Çağdaş ülkelerin alt yapısı, yüzyıllar öncesine dayanıyor. Alt yapı planlarını ve sürekli gelişen üst yapıyı, günün koşullarına göre hazırlayan ülkeler, olası değişikliklere açık, etkin bir planlamayla hiçbir sorun yaşamıyor.
İkide bir, yollar kazınmıyor, kaldırımlar 2 yılda bir döşenmiyor. Fırsatçılara da göz açtırılmıyor.
Örneğin, bisiklet yolları işgal edilse bile, B planı hazır.
Önce işgalci zihniyeti bertaraf etmek, sonra da bu yolları iyileştirmek...
Önceki gün, bisiklet sevdalısı arkadaşım Şafak İnce'nin yaptığı haber, bu gerçeği öne çıkarır nitelikte...
Yani, Pasaport boyunca, sahil bandına yapılan bisiklet yolları, yıllardır kafelerin işgali altında...
Olay doğru, olay net.
Burası gerçekten "kapatılmış!"..
Çağdaş bir şehirde bunu yapmak neredeyse imkansız; insanlar, bisiklet yoluna kapatmayı düşünemez bile... Çünkü bu, onun için ahlaksızlıktır.
****
Aslına bakınca neresi değil ki?..
Hani ana arterde, kaldırımların "Yayalar için genişletiyoruz" denilerek, araç yollarının daraltılıp, büfelere, lokantalara, daha fazla yayılmaları için fırsat tanınması, bir şehircilik kıyımı değil mi?
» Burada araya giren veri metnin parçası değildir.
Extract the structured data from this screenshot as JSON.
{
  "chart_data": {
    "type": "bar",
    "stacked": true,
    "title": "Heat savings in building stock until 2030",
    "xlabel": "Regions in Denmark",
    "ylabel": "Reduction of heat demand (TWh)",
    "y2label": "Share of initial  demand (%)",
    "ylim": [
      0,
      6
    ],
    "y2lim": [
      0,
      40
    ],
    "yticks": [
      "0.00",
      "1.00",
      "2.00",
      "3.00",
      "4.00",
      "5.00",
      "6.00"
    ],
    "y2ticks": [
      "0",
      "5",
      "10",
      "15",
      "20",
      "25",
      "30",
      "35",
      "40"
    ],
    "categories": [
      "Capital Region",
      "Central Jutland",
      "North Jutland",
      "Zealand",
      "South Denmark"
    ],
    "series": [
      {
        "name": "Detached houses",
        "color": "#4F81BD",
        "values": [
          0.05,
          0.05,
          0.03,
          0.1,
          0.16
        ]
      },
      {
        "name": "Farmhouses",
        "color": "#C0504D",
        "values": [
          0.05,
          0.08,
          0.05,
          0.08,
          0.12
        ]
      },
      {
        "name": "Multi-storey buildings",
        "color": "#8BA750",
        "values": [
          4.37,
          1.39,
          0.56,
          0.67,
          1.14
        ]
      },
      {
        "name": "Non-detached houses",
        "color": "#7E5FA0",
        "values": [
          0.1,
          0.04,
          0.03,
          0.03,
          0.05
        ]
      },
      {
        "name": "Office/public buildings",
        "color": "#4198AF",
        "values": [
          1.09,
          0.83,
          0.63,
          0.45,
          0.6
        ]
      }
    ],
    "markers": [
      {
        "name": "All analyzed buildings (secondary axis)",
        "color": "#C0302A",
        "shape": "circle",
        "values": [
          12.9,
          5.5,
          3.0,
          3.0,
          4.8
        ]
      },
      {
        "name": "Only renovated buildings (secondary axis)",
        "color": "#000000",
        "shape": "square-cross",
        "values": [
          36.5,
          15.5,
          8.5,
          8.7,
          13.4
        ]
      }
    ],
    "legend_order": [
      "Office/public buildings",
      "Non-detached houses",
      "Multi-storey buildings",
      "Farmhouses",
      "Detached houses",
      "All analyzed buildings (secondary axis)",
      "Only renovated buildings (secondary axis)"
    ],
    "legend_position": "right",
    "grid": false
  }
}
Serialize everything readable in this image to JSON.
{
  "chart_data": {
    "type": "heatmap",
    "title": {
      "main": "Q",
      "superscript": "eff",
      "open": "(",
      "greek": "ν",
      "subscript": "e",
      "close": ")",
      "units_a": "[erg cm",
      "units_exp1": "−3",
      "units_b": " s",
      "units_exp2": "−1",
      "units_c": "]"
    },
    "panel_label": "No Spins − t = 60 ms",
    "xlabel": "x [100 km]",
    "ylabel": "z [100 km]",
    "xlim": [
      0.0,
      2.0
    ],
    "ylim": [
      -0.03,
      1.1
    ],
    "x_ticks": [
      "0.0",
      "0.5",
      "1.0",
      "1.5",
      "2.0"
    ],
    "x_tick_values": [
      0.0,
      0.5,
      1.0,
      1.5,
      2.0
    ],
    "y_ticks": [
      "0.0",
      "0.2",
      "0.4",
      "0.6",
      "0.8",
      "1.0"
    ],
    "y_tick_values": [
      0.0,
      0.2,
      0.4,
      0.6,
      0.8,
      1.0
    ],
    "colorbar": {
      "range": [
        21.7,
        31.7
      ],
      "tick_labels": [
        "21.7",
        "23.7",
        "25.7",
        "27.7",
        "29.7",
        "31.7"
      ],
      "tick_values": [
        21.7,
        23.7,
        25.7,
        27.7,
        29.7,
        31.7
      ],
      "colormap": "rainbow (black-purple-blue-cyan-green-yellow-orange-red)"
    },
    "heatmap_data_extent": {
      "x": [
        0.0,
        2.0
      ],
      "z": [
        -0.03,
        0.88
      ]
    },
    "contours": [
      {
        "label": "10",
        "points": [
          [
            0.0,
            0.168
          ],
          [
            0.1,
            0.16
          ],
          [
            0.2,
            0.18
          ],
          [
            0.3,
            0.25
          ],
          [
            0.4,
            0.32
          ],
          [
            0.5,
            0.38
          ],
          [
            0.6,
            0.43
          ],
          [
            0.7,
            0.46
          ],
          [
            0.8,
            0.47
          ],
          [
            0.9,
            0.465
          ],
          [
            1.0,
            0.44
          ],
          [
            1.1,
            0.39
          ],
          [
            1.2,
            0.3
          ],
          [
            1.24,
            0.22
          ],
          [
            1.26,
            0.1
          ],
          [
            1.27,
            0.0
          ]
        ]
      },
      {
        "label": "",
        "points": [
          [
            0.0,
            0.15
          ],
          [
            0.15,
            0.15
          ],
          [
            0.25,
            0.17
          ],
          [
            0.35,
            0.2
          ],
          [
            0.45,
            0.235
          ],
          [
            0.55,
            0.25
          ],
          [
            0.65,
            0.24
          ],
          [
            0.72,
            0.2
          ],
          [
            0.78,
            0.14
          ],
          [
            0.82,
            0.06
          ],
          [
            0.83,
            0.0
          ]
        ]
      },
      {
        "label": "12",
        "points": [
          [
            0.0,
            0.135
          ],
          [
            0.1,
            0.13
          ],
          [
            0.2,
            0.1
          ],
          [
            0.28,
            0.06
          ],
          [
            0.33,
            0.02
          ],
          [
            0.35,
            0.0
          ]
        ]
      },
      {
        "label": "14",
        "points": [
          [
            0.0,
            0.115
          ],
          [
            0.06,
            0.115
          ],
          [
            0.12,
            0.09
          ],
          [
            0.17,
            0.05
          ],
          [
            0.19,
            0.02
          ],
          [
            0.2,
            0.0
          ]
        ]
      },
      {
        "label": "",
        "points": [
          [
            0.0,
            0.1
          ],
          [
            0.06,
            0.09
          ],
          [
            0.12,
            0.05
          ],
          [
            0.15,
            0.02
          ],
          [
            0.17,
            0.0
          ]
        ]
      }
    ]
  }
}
Ya da süpermarketlerin, meyve-sebze reyonlarının kapı önlerinde sergilenmesi...
Hadi bunlar olmuyor, deyin.
Üstelik "yayalara özgürlük" sloganıyla (!), lokantaların kullanımına sunulan, insanların çekine sıkıla yürümeye çalıştığı kaldırımların hali ortada.
Hadi "bunlar yalan, iftira" deyin.
Bizce ispatı hazır, her gün onların arasından geçiyoruz. Asıl sizin elinizde ne var, kendinizi haklı çıkaracak?
***
Onun için yıllardır hep şunu gözler ve yazarım; zabıta yetmiyor bu umursamazlığa son vermeye...
Onlar artık esnafla yüzgöz olmuş. Daha net bir çözüm bulmalı, yani "kent denetimi" adı altında bir birim oluşturulmalı.
Onlar sokak sokak, mahalle mahalle gezmeli, çarpıklıklara son vermeli.
Ama, yeğen, kardeş duygusallığına kapılmadan, mertçe, dürüstçe...
Bu yüzden, akrabasını seven değil, yaşadığı kente aşık insanlardan oluşmalı bu birim...
İnsan, sevdasına ihanet eder mi?
***
Gezi parkı yürüyüşü, kentin dinamiğiyle, yeşiliyle oynamaya kalkan zihniyete, bir halk tepkisiydi.
Sert oldu, hala tartışılması gücünü gösteriyor.
Yarın İzmir'de de insanlar "kaldırımımı istiyorum" diyerek yürürse hiç şaşırmam.
Çünkü bu bir özgürlük talebidir. Haksızlığa karşı çıkıştır.
"İzmir CHP'nin, kalesidir" demekle iş bitmiyor. Önce o halkı seveceksin, kaldırım işgaline göz yummayacaksın ki, insanlar sana saygı duysun.
Yoksa ortada ne kale kalır, ne de zinhiyet.
GÜNÜN SÖZÜ
Bazılarının, sadece normal olmak için ne büyük çaba sarf ettiğini kimse fark etmiyor.